Bruxelles, 11/09/2008 (Agence Europe) - Lors du Conseil nordique des ministres, à Ilulissat (ouest du Groenland), la Commission européenne, représentée par Joe Borg, a confirmé son intention de présenter « plus tard dans l'année » une communication sur la région arctique, affectée par le réchauffement climatique et qui renferme de grandes réserves potentielles en hydrocarbures et autres ressources.

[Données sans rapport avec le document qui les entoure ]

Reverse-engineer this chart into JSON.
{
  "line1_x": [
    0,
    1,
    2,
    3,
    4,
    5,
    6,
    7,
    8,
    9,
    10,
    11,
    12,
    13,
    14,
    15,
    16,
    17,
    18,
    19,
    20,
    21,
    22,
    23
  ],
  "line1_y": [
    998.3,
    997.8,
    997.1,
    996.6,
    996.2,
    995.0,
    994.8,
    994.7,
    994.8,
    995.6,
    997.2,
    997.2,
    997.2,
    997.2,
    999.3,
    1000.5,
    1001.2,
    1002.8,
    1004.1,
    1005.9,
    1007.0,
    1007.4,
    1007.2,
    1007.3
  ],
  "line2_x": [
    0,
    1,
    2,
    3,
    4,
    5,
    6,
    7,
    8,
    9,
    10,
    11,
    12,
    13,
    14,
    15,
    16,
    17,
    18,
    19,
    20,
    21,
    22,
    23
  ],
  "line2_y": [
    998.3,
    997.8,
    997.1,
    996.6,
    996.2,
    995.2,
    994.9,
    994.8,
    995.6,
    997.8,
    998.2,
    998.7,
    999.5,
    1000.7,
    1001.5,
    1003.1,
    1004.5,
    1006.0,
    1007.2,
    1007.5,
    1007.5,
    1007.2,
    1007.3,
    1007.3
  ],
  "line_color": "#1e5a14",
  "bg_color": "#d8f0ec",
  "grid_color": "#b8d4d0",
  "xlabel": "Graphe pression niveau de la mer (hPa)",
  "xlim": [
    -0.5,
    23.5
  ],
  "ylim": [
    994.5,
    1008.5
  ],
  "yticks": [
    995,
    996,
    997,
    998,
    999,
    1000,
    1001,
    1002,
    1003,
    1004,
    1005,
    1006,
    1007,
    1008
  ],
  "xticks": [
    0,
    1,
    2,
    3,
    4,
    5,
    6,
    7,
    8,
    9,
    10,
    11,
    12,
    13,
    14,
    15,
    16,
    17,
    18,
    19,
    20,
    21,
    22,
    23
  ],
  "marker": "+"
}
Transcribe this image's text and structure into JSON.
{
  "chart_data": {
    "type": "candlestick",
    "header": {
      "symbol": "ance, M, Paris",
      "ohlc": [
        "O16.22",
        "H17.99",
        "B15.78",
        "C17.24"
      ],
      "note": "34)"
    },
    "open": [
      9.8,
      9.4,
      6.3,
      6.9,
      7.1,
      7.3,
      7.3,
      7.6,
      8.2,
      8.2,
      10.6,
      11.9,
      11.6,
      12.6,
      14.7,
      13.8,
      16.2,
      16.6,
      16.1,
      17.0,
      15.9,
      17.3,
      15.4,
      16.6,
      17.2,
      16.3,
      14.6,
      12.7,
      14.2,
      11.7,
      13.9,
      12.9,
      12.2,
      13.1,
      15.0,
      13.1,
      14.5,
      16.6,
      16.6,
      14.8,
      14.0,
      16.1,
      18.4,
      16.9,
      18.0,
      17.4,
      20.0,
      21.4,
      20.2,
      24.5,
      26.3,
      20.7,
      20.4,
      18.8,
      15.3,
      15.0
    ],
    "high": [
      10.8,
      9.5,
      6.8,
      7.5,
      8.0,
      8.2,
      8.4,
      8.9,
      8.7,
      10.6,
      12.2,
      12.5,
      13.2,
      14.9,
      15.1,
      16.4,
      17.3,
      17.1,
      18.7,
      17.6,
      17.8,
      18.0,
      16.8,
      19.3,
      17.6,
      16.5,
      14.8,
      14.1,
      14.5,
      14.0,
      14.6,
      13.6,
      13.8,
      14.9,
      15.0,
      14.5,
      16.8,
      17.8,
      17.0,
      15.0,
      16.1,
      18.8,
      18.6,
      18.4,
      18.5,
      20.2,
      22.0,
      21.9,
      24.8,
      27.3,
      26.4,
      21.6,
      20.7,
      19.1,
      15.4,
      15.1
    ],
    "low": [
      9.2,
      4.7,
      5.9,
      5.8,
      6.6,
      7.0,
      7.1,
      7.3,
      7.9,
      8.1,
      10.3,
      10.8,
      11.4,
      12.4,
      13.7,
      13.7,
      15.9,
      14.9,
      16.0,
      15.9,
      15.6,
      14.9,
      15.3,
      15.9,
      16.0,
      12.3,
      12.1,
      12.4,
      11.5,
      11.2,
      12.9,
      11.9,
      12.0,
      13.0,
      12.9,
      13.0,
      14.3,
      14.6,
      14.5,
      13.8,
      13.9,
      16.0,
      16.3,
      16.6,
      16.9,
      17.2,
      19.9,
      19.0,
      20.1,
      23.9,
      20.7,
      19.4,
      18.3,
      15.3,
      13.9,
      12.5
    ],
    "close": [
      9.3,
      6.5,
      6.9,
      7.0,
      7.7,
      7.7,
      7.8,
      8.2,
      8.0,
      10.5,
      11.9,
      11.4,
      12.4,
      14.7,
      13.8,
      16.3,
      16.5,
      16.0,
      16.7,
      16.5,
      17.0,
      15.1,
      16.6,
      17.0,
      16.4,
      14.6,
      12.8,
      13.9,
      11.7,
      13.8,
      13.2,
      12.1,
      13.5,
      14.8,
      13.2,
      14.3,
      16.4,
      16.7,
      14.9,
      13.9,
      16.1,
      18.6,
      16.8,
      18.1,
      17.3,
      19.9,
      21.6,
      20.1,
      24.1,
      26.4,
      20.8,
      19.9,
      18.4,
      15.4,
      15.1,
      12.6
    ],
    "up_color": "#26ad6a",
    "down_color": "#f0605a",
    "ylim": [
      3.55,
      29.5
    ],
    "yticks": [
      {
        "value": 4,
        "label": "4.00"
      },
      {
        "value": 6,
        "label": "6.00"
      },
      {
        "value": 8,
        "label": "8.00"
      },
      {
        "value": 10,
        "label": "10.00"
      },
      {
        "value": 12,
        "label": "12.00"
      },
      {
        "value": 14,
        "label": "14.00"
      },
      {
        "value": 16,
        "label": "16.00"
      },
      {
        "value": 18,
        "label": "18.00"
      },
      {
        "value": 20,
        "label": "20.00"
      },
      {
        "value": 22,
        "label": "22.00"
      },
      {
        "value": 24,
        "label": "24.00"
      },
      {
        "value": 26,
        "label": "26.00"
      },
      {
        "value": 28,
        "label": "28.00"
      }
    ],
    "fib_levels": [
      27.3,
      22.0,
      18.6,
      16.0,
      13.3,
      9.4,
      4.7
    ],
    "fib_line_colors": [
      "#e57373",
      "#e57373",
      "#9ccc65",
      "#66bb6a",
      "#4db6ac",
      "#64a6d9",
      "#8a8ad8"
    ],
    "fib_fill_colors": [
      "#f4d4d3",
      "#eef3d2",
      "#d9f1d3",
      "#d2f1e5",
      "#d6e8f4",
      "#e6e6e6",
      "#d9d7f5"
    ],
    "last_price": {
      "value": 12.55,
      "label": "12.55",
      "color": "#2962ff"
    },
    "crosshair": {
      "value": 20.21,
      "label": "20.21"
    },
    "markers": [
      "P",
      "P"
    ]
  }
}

Selon le commissaire à la Pêche et aux Affaires maritimes, la communication sur l'Arctique va examiner les sujets stratégiques allant du changement climatique aux questions de gouvernance. Objectif: évaluer comment l'Europe peut « contribuer au mieux » au développement durable de la région, tout en protégeant l'Arctique des changements environnementaux qui résultent de l'augmentation de l'activité humaine que ce développement implique. La région arctique revêt une importante géopolitique grandissante, aux yeux de l'UE, en raison de la fonte rapide de la glace polaire, qui ouvre de nouvelles routes maritimes internationales, facilitant l'accès à d'énormes ressources naturelles. Selon Joe Borg, qui s'attend aussi à des retombées économiques au profit des populations indigènes, la communication va proposer d'agir sur trois fronts: - sauvegarder l'Arctique (recherche scientifique, protection de l'environnement…) ; - promouvoir une utilisation durable des ressources (grandes réserves d'hydrocarbures, réglementation des activités de pêche) ; - gouvernance (revoir les traités internationaux en matière d'environnement, mise en œuvre de règles internationales en matière de navigation…).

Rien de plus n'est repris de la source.